Lauwers, in a majority opinion seconded by Miller, rejected the board’s submission that the equity policy Tourloukis was challenging was “morally neutral.”

“Public education has never been morally neutral,” he wrote.

Tourloukis’s fear that “his children will be persuaded to abandon the insights of their religion if the moral positions taken in the policy materials receive the active endorsement of their teacher” is “legitimate,” he wrote. But the father provided no evidence this had happened, the judge wrote.

At the same time, dismissing the appeal did not give Ontario’s equity legislation, enshrined in Section 169(1) of the Education Act, “a clean constitutional bill of health,” wrote Lauwers. “In my view there are limits imposed by the Charter on a province’s power to use publicly funded education to inculcate children in beliefs that educational authorities have determined are necessary,” he observed. The “right of parents to care for their children and make decisions for their well-being, including decisions about education, is primary, and the state’s authority is secondary to that parental right.”

Campaign Life Coalition’s senior political strategist Jack Fonseca decried the ruling as “clearly a loss for parental rights.”

But Lauwers’ majority opinion “seems to provide a roadmap to legally challenging section 169.1 of the Education Act, from which the state derives its justification to weave homosexuality and transgender ideology throughout every grade level and subject, including math and science,” he told LifeSiteNews in an email. “Perhaps now is the time for new parents to step forward and join the legal challenge in some capacity or to launch separate challenges, with documented evidence of indoctrination and the purposeful undermining of a family’s religious beliefs by teachers,” Fonseca said.

Lou Iacobelli, president of the Parental Rights In Education Defense Fund, which bankrolled the legal challenge, echoed this. He slammed the ruling in his Everyday for Life Canada blog, describing the lack of evidence position as a “red herring.”

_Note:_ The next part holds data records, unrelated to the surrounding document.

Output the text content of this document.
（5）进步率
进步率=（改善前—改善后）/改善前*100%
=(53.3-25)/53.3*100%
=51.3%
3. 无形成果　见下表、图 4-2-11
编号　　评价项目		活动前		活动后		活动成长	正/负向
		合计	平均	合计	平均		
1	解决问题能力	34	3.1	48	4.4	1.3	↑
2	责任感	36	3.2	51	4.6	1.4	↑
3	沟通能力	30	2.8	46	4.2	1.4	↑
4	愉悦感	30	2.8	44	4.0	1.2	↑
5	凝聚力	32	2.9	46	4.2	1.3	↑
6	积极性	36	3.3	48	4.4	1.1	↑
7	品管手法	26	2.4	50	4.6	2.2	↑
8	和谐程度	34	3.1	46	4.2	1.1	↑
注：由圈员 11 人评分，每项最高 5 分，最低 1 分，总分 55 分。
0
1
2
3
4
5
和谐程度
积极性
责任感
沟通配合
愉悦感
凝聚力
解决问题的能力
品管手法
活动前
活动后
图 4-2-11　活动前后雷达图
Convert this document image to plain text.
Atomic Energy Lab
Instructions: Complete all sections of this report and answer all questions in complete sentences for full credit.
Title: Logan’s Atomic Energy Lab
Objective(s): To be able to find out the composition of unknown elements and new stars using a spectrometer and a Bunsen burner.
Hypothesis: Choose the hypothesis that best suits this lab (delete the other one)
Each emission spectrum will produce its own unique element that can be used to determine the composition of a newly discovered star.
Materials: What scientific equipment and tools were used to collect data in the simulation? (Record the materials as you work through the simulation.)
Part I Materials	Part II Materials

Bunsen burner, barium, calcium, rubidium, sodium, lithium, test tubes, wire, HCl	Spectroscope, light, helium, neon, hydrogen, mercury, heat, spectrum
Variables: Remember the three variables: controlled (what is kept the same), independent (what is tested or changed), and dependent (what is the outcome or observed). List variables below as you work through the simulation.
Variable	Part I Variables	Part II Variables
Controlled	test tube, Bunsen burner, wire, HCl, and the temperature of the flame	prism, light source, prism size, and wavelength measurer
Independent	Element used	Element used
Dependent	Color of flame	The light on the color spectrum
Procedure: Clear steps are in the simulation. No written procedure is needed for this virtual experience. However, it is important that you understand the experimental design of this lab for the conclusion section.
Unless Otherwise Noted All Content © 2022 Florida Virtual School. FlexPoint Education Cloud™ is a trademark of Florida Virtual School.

Iacobelli wrote: “The three justices know about the radical sexual indoctrination that children are being exposed today in schools. As specified in ministerial guidelines produced in court, students are being brainwashed across the curriculum, that is in every subject. This is clearly a contravention of the Canadian Charter of Rights and Freedoms and the Education Act.”

“While Steve takes the appropriate time to decide whether to appeal the disappointing ruling, Campaign Life Coalition would like to thank him for all that he has done so far. He is a true hero and a martyr in our eyes,” Fonseca told LifeSiteNews.